SensPS: Sensing Personal Space Comfortable Distance between Human-Human Using Multimodal Sensors
Ko Watanabe, Nico F\"orster, Shoya Ishimaru

TL;DR
This paper presents a multimodal sensor-based model using eye-tracking and physiological data to accurately estimate personal space preferences, enabling adaptive human-computer interactions and social space management.
Contribution
It introduces a novel sensor fusion approach with a Transformer model to predict personal space preferences, highlighting the significance of eye-tracking data over physiological signals.
Findings
Multimodal sensors effectively predict personal space preferences.
Eye-tracking features are more influential than wristband physiological data.
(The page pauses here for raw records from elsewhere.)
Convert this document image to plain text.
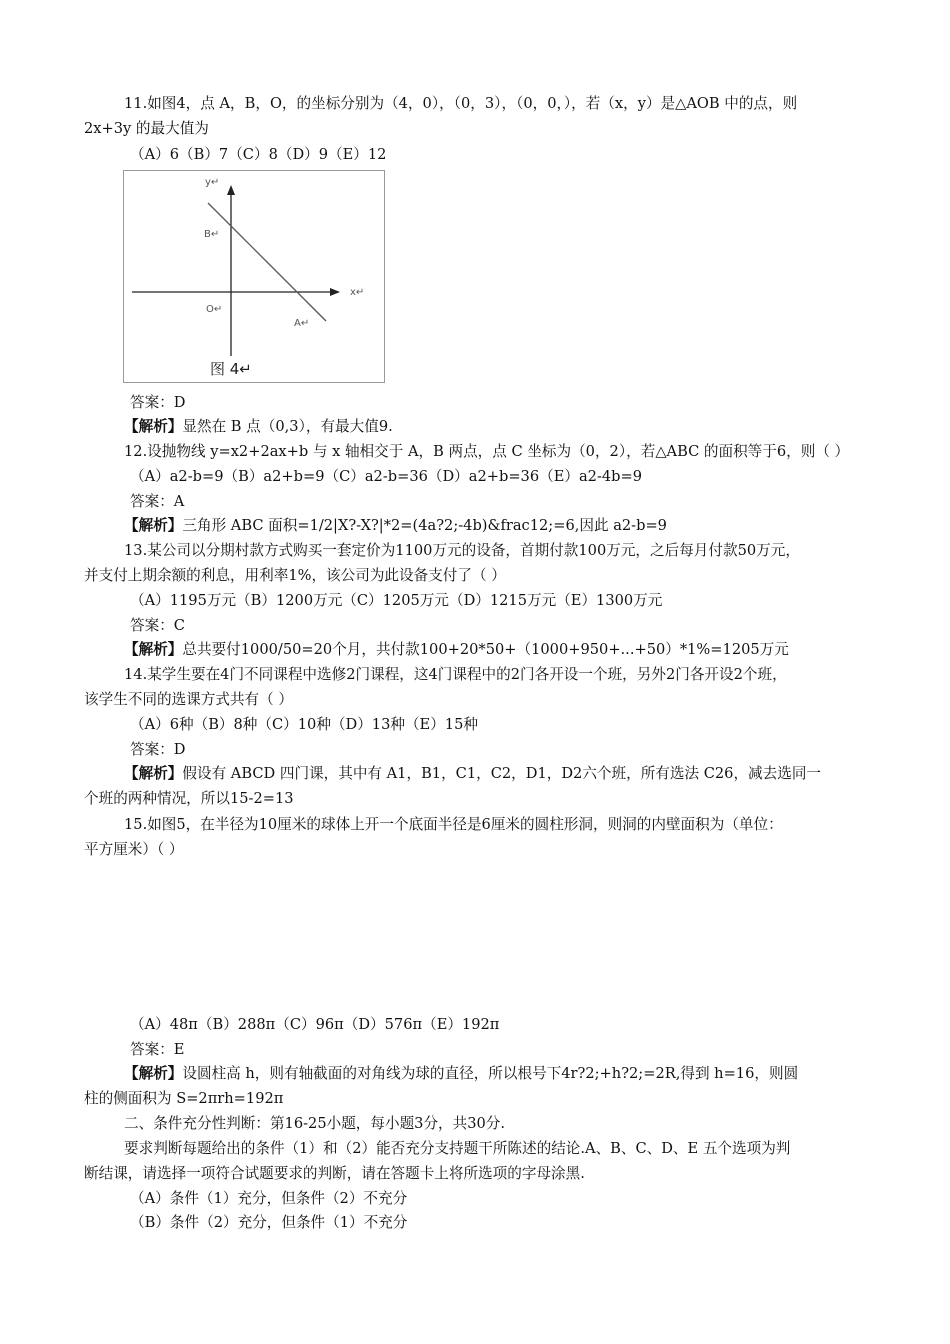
11.如图4，点 A，B，O，的坐标分别为（4，0），（0，3），（0，0，），若（x，y）是△AOB 中的点，则
2x+3y 的最大值为
（A）6（B）7（C）8（D）9（E）12
y↵
x↵
B↵
O↵
A↵
图 4↵
答案：D
【解析】显然在 B 点（0,3），有最大值9.
12.设抛物线 y=x2+2ax+b 与 x 轴相交于 A，B 两点，点 C 坐标为（0，2），若△ABC 的面积等于6，则（ ）
（A）a2-b=9（B）a2+b=9（C）a2-b=36（D）a2+b=36（E）a2-4b=9
答案：A
【解析】三角形 ABC 面积=1/2|X?-X?|*2=(4a?2;-4b)&frac12;=6,因此 a2-b=9
13.某公司以分期村款方式购买一套定价为1100万元的设备，首期付款100万元，之后每月付款50万元，
并支付上期余额的利息，用利率1%，该公司为此设备支付了（ ）
（A）1195万元（B）1200万元（C）1205万元（D）1215万元（E）1300万元
答案：C
【解析】总共要付1000/50=20个月，共付款100+20*50+（1000+950+...+50）*1%=1205万元
14.某学生要在4门不同课程中选修2门课程，这4门课程中的2门各开设一个班，另外2门各开设2个班，
该学生不同的选课方式共有（ ）
（A）6种（B）8种（C）10种（D）13种（E）15种
答案：D
【解析】假设有 ABCD 四门课，其中有 A1，B1，C1，C2，D1，D2六个班，所有选法 C26，减去选同一
个班的两种情况，所以15-2=13
15.如图5，在半径为10厘米的球体上开一个底面半径是6厘米的圆柱形洞，则洞的内壁面积为（单位：
平方厘米）（ ）
（A）48π（B）288π（C）96π（D）576π（E）192π
答案：E
【解析】设圆柱高 h，则有轴截面的对角线为球的直径，所以根号下4r?2;+h?2;=2R,得到 h=16，则圆
柱的侧面积为 S=2πrh=192π
二、条件充分性判断：第16-25小题，每小题3分，共30分.
要求判断每题给出的条件（1）和（2）能否充分支持题干所陈述的结论.A、B、C、D、E 五个选项为判
断结课，请选择一项符合试题要求的判断，请在答题卡上将所选项的字母涂黑.
（A）条件（1）充分，但条件（2）不充分
（B）条件（2）充分，但条件（1）不充分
Transformer model achieves an F1 score of 0.87 in prediction accuracy.
Abstract
Personal space, also known as peripersonal space, is crucial in human social interaction, influencing comfort, communication, and social stress. Estimating and respecting personal space is essential for enhancing human-computer interaction (HCI) and smart environments. Personal space preferences vary due to individual traits, cultural background, and contextual factors. Advanced multimodal sensing technologies, including eye-tracking and wristband sensors, offer opportunities to develop adaptive systems that dynamically adjust to user comfort levels. Integrating physiological and behavioral data enables a deeper understanding of spatial interactions. This study develops a sensor-based model to estimate comfortable personal space and identifies key features influencing spatial preferences. Our findings show that multimodal sensors, particularly eye-tracking and physiological wristband…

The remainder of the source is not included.